"Great and Abominable Church"?
by Stephen E. Robinson
Associate Professor of Ancient Scripture
Brigham Young University
The term abominable is used in the Old Testament to describe what God hates. In Daniel, the abomination of desolation is that thing so hateful to God that its presence in the temple causes the divine presence to depart, leaving the sanctuary desolate. In the Old Testament, the terms translated into English as abominable or abomination are usually associated with idolatrous worship or gross sexual immorality.
The word church had a slightly broader meaning anciently than it does now. It referred to an assembly, congregation, or association of people who bonded together and shared the same loyalties. Thus, the term was not necessarily restricted to religious associations; in fact, in Athens the Greeks used the term to denote the legislative assembly of government.
Originally, the term ekklesia, formed from two words meaning call and out, referred to those citizens whom heralds called out or summoned to public meetings. Thus, it was an ideal word to represent the body of individuals whom God "calls out" of the world through the Holy Ghost.
The civil dimension of the word appears in Acts 19:32, where assembly in the KJV is a translation of the Greek ekklesia. We must, however, remember that we don't know the original word on the gold plates that Joseph Smith translated as church. Whatever it was, the Prophet chose to translate it as church instead of as assembly.
When we put all this together, we find that the term great and abominable church means an immense assembly or association of people bound together by their loyalty to that which God hates.
While the book of Revelation does not use the exact phrase "great and abominable church," both John and Nephi use a number of similar phrases to describe it. They call it the "Mother of Harlots, and Abominations," "mother of abominations," and "the whole that sitteth upon many waters" (Rev. 17:5; I Nephi 14:10-11)
In noting the characteristics of Babylon, we should be careful to distinguish between her and the beast in Revelation 17. They do not represent the same things, thought the beast supports the great and abominable church. (See Rev. 17:3,7)
Babylon, the "woman . . . arrayed in purple and scarlet" described in Revelation 17-18, is specifically the Satanic counterpart of the virtuous woman in chapter 12 who symbolizes the church of Jesus Christ.
While the symbol of the unvirtuous woman represents falst religion, the beasts, the image of the beast, and its horns represent other aspects of the devil's kingdoms or governments - the beast and its horns do that (see Rev. 17:12; also JST Rev. 13:1) - but she can represent the false beliefs and ideologies that oftencapture and motivate governments.
When the civil governments commit fornication with the false religion - that is, when church and state are joined together - then the wine of their fornication makes all the world drunk. (See Rev. 17:2; Rev. 18:3-5) The immorality and idolatry of the great and abominable church, together with the power of the civil states, dominate the economy and the life-styles of all nations and destroy the spiritual equilibrium and discernment of human beings.

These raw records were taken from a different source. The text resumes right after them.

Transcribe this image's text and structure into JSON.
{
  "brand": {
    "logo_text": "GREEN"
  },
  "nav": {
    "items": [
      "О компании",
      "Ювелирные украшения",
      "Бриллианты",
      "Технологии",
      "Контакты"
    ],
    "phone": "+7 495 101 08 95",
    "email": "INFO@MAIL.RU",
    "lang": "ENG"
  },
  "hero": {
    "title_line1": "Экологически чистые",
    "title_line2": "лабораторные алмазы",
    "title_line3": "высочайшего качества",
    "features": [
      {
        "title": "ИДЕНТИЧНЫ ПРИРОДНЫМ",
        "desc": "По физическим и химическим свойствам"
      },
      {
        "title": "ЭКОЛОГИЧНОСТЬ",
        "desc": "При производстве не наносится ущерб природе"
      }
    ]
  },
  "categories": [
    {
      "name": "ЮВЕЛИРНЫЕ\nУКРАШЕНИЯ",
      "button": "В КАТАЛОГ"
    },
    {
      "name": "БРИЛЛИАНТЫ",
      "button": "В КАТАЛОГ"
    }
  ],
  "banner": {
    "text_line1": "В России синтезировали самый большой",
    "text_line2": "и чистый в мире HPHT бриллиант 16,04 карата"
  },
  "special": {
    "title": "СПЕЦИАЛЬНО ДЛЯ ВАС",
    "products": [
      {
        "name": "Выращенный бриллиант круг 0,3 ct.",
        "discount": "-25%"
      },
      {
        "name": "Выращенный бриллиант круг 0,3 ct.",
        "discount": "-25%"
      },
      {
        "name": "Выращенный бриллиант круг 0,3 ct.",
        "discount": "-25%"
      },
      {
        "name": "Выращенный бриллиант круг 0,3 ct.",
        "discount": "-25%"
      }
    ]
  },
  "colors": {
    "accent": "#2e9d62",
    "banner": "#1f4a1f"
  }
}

Individual orientation to the Church of the Lamb or to the great and abominable church is not by membership but by loyalty. Just as there are Latter-day Saints who belong to the great and abominable church because of their loyalty to Satan and his life-style, so there are members of other churches who belong to the Lamb because of their loyalty to him and his life-style. Membership is based more on who has your heart than on who has your records.